Yes, it should be obvious when filling out this form, after having put your name inside the box marked “Name” and your address inside the box marked “Address” and your city inside the box marked “City” that your signature should go inside the box marked “Signature,” but guess what? For many of the people filling out this form, it’s not obvious.

Fortunately this problem is really easy to fix—format the “I certify” text so that there’s no tempting blank space above the “Signature” box and people signing the form will have no alternative but to sign the form inside the “Signature” box. The JFS folks even distributed the new form in Microsoft Word format, which is why it’s easy to fix this problem, but they oh-so-cleverly password-protected it so that it couldn’t be altered.

Except that if you have access to the internet, the password is easily circumventable. As pointed out on the page “Can I crack a password protected Microsoft Word file?”, all you have to do is to save the file in XML format, open the XML file in a text editor, remove the <w:documentProtection> tag, save the file and then re-open it back in Word.

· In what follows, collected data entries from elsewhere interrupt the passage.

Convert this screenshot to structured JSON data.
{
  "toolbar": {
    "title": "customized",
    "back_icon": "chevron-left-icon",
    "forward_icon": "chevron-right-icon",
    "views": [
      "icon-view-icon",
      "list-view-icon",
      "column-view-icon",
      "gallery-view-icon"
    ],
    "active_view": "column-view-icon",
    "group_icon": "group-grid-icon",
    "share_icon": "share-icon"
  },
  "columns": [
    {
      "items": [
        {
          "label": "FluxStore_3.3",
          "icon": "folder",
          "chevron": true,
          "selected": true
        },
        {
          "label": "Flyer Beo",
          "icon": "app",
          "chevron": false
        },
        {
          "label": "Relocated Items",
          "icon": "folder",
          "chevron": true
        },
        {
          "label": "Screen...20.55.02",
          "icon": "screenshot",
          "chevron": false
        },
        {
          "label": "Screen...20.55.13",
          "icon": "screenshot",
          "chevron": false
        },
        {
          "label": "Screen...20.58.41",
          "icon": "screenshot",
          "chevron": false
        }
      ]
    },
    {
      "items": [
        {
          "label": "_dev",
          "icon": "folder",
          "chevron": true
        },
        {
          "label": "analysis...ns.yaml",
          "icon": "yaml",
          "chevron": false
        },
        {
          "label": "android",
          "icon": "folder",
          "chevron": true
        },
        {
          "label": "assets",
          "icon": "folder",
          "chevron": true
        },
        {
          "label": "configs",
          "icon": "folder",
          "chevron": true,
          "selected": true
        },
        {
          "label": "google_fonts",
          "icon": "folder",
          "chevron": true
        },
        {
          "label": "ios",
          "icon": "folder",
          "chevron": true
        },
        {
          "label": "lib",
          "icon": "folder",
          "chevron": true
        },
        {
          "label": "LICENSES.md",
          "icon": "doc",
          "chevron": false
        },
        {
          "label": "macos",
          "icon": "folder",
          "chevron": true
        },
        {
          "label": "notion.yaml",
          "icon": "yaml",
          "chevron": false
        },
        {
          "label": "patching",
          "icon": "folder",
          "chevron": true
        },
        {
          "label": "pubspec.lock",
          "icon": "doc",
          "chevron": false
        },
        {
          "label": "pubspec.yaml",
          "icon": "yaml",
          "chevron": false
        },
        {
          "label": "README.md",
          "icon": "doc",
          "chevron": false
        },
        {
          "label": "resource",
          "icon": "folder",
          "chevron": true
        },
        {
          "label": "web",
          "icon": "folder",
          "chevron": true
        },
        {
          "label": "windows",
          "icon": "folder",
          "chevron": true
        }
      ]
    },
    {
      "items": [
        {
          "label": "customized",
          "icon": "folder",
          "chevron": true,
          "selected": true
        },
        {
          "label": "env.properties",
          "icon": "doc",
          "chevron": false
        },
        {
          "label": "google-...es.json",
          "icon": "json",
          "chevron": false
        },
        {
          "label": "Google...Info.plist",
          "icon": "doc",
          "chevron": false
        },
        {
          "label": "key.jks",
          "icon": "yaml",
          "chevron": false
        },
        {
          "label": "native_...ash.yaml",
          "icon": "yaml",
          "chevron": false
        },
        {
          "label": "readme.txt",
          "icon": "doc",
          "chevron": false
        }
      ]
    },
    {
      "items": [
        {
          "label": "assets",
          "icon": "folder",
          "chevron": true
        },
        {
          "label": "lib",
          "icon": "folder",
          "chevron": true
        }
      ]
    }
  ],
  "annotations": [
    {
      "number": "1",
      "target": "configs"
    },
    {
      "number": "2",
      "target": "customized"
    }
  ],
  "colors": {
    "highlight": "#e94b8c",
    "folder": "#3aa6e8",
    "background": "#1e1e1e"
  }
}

So here’s how I changed the signature block on our copy of JFS 04221:
Better designed signature box
People who get the form with this box won’t be signing above the line unless they decide to sign on top of printed text.

As mentioned above, JFS distributed their new form in Microsoft Word format, and they even set it up as a fillable form. However, that too has room for improvement, which will be part 2 of “How to improve a government form.”